1. Le massime del Tribunale di Vasto:

Ai fini dell’omologazione forzosa dell’accordo di ristrutturazione ex art. 63 CCII, il requisito della non liquidatorietà dell’accordo costituisce presupposto indefettibile e deve emergere in modo coerente dalla struttura del piano e dall’attestazione del professionista indipendente. Ne consegue che il richiamo a prospettive di continuità aziendale meramente enunciate e non tradotte in una effettiva riorganizzazione economico-finanziaria dell’operazione, né valutate nell’attestazione, è inidoneo a escludere il carattere sostanzialmente liquidatorio dell’accordo e preclude l’accesso all’omologazione forzosa del credito pubblico.

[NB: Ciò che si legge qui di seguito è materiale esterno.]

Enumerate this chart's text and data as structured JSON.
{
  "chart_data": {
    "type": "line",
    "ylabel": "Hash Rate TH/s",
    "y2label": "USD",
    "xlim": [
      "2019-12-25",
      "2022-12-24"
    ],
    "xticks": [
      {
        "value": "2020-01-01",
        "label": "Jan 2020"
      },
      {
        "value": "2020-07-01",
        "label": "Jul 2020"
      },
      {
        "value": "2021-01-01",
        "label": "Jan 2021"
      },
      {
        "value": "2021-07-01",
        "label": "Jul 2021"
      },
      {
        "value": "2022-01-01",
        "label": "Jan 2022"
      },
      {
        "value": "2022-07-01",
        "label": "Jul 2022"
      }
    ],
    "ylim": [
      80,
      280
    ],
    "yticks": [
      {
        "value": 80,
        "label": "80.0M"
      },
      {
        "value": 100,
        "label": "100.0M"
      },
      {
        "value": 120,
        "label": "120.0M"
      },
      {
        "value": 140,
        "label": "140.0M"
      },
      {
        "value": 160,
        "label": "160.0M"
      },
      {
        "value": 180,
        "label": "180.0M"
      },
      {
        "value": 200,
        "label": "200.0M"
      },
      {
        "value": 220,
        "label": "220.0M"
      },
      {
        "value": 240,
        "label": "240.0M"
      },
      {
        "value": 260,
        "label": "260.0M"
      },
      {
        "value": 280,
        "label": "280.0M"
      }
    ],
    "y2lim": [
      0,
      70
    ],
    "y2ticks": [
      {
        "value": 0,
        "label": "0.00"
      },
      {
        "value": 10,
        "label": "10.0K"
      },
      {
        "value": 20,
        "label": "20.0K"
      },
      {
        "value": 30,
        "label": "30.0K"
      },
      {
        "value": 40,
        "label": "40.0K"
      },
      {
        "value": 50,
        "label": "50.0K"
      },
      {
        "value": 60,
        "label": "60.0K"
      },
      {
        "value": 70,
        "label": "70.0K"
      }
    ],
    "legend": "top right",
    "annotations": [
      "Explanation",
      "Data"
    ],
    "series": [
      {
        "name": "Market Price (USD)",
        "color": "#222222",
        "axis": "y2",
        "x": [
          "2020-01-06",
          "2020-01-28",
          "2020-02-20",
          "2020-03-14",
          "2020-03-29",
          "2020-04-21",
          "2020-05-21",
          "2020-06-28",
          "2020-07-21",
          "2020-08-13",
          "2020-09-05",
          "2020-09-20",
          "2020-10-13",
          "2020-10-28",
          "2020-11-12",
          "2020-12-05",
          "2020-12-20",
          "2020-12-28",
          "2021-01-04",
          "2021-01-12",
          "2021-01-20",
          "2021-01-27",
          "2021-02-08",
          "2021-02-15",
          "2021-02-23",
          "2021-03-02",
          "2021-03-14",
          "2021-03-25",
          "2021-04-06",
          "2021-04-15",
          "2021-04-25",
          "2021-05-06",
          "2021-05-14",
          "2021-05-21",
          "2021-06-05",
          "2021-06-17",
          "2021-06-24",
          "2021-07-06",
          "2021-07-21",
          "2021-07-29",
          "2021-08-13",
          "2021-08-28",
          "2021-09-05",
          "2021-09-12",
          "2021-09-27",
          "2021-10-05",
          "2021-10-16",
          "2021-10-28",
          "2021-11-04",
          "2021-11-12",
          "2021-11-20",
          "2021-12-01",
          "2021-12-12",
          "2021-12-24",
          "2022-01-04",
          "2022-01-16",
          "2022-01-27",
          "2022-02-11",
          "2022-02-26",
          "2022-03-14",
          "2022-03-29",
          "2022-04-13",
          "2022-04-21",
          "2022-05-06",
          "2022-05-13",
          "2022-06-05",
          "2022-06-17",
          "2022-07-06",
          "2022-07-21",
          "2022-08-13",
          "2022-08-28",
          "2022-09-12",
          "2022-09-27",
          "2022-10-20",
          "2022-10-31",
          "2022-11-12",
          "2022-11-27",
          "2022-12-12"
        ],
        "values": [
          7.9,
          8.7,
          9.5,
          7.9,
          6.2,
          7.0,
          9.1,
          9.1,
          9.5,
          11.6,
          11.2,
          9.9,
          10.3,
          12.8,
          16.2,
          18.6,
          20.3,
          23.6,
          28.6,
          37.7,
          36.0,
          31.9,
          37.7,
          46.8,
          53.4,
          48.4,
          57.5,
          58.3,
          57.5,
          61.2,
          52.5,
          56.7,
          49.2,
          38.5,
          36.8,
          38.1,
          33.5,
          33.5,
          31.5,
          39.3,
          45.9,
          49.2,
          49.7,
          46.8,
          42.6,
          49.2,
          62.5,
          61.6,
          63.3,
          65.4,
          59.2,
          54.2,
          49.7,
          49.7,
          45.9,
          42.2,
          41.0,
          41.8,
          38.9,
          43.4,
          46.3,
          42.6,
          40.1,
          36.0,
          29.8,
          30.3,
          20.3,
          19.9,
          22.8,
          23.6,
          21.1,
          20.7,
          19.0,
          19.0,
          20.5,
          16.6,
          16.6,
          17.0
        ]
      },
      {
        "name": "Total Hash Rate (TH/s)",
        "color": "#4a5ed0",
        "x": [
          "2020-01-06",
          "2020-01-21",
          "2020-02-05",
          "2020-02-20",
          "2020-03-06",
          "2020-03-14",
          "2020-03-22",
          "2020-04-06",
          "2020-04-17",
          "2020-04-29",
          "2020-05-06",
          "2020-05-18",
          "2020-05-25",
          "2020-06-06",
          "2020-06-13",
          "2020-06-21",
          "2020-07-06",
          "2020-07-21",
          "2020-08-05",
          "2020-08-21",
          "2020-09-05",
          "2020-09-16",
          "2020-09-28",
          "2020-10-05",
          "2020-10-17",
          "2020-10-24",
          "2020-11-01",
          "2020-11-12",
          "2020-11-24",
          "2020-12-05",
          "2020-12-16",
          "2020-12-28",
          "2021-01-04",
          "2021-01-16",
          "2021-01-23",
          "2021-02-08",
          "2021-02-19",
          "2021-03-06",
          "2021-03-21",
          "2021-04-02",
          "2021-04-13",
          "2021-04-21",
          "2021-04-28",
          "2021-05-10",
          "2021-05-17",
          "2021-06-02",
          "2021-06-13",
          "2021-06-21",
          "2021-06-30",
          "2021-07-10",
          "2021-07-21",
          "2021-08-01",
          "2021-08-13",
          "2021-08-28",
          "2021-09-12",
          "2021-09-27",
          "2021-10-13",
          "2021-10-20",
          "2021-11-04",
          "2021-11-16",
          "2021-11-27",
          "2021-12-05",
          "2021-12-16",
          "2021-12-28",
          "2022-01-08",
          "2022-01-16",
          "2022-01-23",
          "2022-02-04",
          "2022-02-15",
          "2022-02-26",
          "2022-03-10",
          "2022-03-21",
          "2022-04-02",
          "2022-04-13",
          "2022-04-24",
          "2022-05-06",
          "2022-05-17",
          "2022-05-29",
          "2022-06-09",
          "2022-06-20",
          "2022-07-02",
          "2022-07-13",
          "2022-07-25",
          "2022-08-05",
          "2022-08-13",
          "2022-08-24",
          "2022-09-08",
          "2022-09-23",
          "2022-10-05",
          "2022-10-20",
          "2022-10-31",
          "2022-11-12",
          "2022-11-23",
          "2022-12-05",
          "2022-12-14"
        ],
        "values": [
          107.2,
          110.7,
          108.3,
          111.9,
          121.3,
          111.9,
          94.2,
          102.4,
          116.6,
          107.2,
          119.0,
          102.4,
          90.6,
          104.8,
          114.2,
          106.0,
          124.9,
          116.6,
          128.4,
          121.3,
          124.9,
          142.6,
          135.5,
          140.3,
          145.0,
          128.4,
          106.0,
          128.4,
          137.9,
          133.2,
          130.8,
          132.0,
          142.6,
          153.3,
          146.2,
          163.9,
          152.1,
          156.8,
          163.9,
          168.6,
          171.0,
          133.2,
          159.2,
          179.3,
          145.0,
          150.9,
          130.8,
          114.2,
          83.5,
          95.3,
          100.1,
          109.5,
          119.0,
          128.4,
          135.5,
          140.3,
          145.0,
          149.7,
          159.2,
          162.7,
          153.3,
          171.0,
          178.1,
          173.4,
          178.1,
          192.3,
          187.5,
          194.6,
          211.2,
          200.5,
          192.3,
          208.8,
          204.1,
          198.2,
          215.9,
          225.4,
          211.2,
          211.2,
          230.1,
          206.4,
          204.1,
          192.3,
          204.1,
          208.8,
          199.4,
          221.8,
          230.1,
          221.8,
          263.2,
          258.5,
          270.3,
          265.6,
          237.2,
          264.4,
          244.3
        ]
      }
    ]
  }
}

In materia di accordi di ristrutturazione dei debiti, qualora la proposta originaria venga sostituita da successive proposte che incidono su elementi essenziali dell’operazione – quali il trattamento del credito erariale, le percentuali di soddisfacimento e la natura liquidatoria o in continuità del piano – tali proposte devono qualificarsi come nuove proposte. Ne consegue che ad esse si applica la disciplina vigente al momento della loro formulazione, ivi comprese le disposizioni introdotte dal d.lgs. 13 settembre 2024, n. 136, anche se il procedimento sia stato avviato anteriormente alla sua entrata in vigore, dovendosi escludere la perdurante applicazione della normativa previgente in ragione del solo dato cronologico della prima istanza.